Here’s a quick overview of some of the items the College Station City Council will be discussing at its workshop and regular meetings on Thursday, Jan. 26. This blog is not a complete and official agenda.
The workshop and regular meetings can be watched live on Suddenlink Ch. 19, or online. Previous council meetings are archived on the website. A live blog from the meetings will be posted on this site and can also be accessed through the city’s Facebook page.
Workshop Meeting (3 p.m.)
Tax Abatement Guidelines
The council will hear a presentation regarding the city’s tax abatement guidelines, and will later consider adopting the guidelines as part of the consent agenda in the regular meeting. Local governments often use tax abatement as an economic development tool to attract new industry and commercial enterprises, and to encourage the retention and development of existing businesses. According to the Texas Comptroller, more than 700 tax abatement agreements have been executed by local governments in the state since the early 1980s. The presentation will include an overview of the tax abatement process and describe the statutory requirements for entering into an agreement and designating a reinvestment zone, if the city ever wishes to do so.
Neighborhood, District and Master Plans
The council will receive an update on current and pending neighborhood, district and master plans, including the Southside Neighborhood Plan, the Wellborn District Plan and the Economic Development Master Plan. The city’s Comprehensive Plan identifies the need for focused smaller area plans as well as master plans for functional areas such as water and economic development. The council will review the plan development process, the plan implementation and monitoring process and details of the process for plans being developed in 2012.
Regular Meeting (7 p.m.)
This is not a complete list of consent agenda items. Click here to view all the consent items.
Wolf Pen Creek TIRZ Repayment to Brazos County
The council will consider approving a payment of $570,783 to Brazos County in unspent funds from the Wolf Pen Creek Tax Increment Refinance Zone (TIRZ). When the TIRZ expired at the end of 2009, almost $2.5 million was not contractually obligated and must now be returned to the participating entities. The remaining funds will go to the College Station Independent School District ($1,235,043) and the City of College Station ($645,991).
Tax Abatement Guidelines
The council will consider adopting the city’s tax abatement guidelines until a comprehensive set of economic development guidelines is drafted as part of the Economic Development Master Plan. The guidelines do not commit the city to provide tax abatements, and all requests must be approved by the council. The last economic development guidelines, which included a tax abatement component, were adopted in 2008.
Regular Meeting (7 p.m.)
FY 2012 Budget Amendment
After a public hearing, the council will consider approving an $8.5 million budget amendment for the 2011-2012 Fiscal Year, which includes four inter-fund transfers totaling $2.7 million. The amendment includes $5.2 million for the defeasance of the convention center land debt, and $570,784 for repaying Brazos County the remaining funds from the Wolf Pen Creek Tax Increment Reinvestment Zone. It also rolls over $2.3 million in budgeted expenses from FY 2011 projects that weren’t completed. For more details on the inter-fund transfers and amendment items, see pages 32-34 in the council packet.

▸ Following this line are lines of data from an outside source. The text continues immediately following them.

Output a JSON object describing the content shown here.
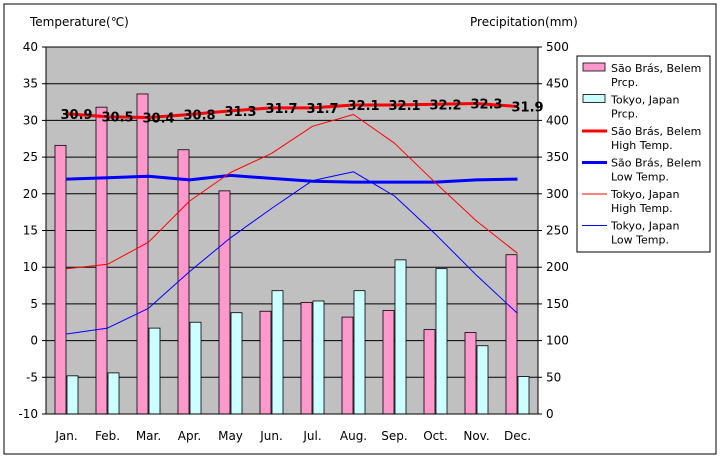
{
  "chart_data": {
    "type": "bar",
    "title": "",
    "categories": [
      "Jan.",
      "Feb.",
      "Mar.",
      "Apr.",
      "May",
      "Jun.",
      "Jul.",
      "Aug.",
      "Sep.",
      "Oct.",
      "Nov.",
      "Dec."
    ],
    "y_left": {
      "label": "Temperature(℃)",
      "range": [
        -10,
        40
      ],
      "ticks": [
        -10,
        -5,
        0,
        5,
        10,
        15,
        20,
        25,
        30,
        35,
        40
      ]
    },
    "y_right": {
      "label": "Precipitation(mm)",
      "range": [
        0,
        500
      ],
      "ticks": [
        0,
        50,
        100,
        150,
        200,
        250,
        300,
        350,
        400,
        450,
        500
      ]
    },
    "bar_series": [
      {
        "name": "São Brás, Belem Prcp.",
        "legend_lines": [
          "São Brás, Belem",
          "Prcp."
        ],
        "color": "#ff99cc",
        "axis": "right",
        "values": [
          366,
          418,
          436,
          360,
          304,
          140,
          152,
          132,
          141,
          115,
          111,
          217
        ]
      },
      {
        "name": "Tokyo, Japan Prcp.",
        "legend_lines": [
          "Tokyo, Japan",
          "Prcp."
        ],
        "color": "#ccffff",
        "axis": "right",
        "values": [
          52,
          56,
          117,
          125,
          138,
          168,
          154,
          168,
          210,
          198,
          93,
          51
        ]
      }
    ],
    "line_series": [
      {
        "name": "São Brás, Belem High Temp.",
        "legend_lines": [
          "São Brás, Belem",
          "High Temp."
        ],
        "color": "#ff0000",
        "width": 3,
        "axis": "left",
        "values": [
          30.9,
          30.5,
          30.4,
          30.8,
          31.3,
          31.7,
          31.7,
          32.1,
          32.1,
          32.2,
          32.3,
          31.9
        ],
        "labels": [
          "30.9",
          "30.5",
          "30.4",
          "30.8",
          "31.3",
          "31.7",
          "31.7",
          "32.1",
          "32.1",
          "32.2",
          "32.3",
          "31.9"
        ]
      },
      {
        "name": "São Brás, Belem Low Temp.",
        "legend_lines": [
          "São Brás, Belem",
          "Low Temp."
        ],
        "color": "#0000ff",
        "width": 3,
        "axis": "left",
        "values": [
          22.0,
          22.2,
          22.4,
          21.9,
          22.5,
          22.1,
          21.7,
          21.6,
          21.6,
          21.6,
          21.9,
          22.0
        ]
      },
      {
        "name": "Tokyo, Japan High Temp.",
        "legend_lines": [
          "Tokyo, Japan",
          "High Temp."
        ],
        "color": "#ff0000",
        "width": 1,
        "axis": "left",
        "values": [
          9.8,
          10.4,
          13.4,
          19.0,
          22.9,
          25.5,
          29.2,
          30.8,
          26.9,
          21.5,
          16.3,
          11.9
        ]
      },
      {
        "name": "Tokyo, Japan Low Temp.",
        "legend_lines": [
          "Tokyo, Japan",
          "Low Temp."
        ],
        "color": "#0000ff",
        "width": 1,
        "axis": "left",
        "values": [
          0.9,
          1.7,
          4.4,
          9.4,
          14.0,
          18.0,
          21.8,
          23.0,
          19.7,
          14.5,
          8.9,
          3.7
        ]
      }
    ],
    "legend_position": "right",
    "grid": true,
    "colors": {
      "plot_background": "#c0c0c0",
      "gridline": "#000000",
      "frame": "#000000"
    }
  }
}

Rezoning: 4050 Holleman Dr. South
After a public hearing, the council will consider rezoning 10.4 acres at 4050 Holleman Dr. South, near the Las Palomas Subdivision, to allow townhomes, duplexes, and apartments with a maximum of 20 dwelling units per acre. If the development occurs on the subject tract as multi-family, a 10-foot planted buffer and a fence will be required along the property line of the Great Oaks Subdivision.
Rezoning: 12900 Old Wellborn Rd.
After a public hearing, the council will consider rezoning 2.39 acres at 12900 Old Wellborn Rd., near the intersection with North Graham Road, to allow for retail sales, warehousing and fabrication of building products and building supplies.
RV Parking in Residential Areas
At the request of a number of residents, the council will consider amending the traffic code to prohibit the parking, storing or standing of recreational vehicles on front yards or lawns, including driveways, of residential properties. The code defines recreational vehicles as “any motor vehicle or trailer designed or used as a travel trailer, camper, motor home, tent trailer, boat, boat trailer, camping trailer, or other similar purposes.”
The current code allows recreational vehicles to be parked or stored in front yards without exception. However, the vehicles are not permitted to be parked on the street for more than 72 hours in any 30-day period. Under the proposed amendment, recreational vehicles could be parked in residential driveways for up to 72 hours in any 30-day period, and could still be stored in back yards as long as they were screened from public view. Subdivisions zoned A-O Agricultural Open and A-OR Rural Residential, which includes Foxfire, Williams Creek and Bird Pond Estates, would remain exempt because of their required large lot size.
After registered Homeowner and Neighborhood Associations were notified, a stakeholder meeting was held on Jan. 10, but attracted few participants. Those in attendance favored the proposed amendment.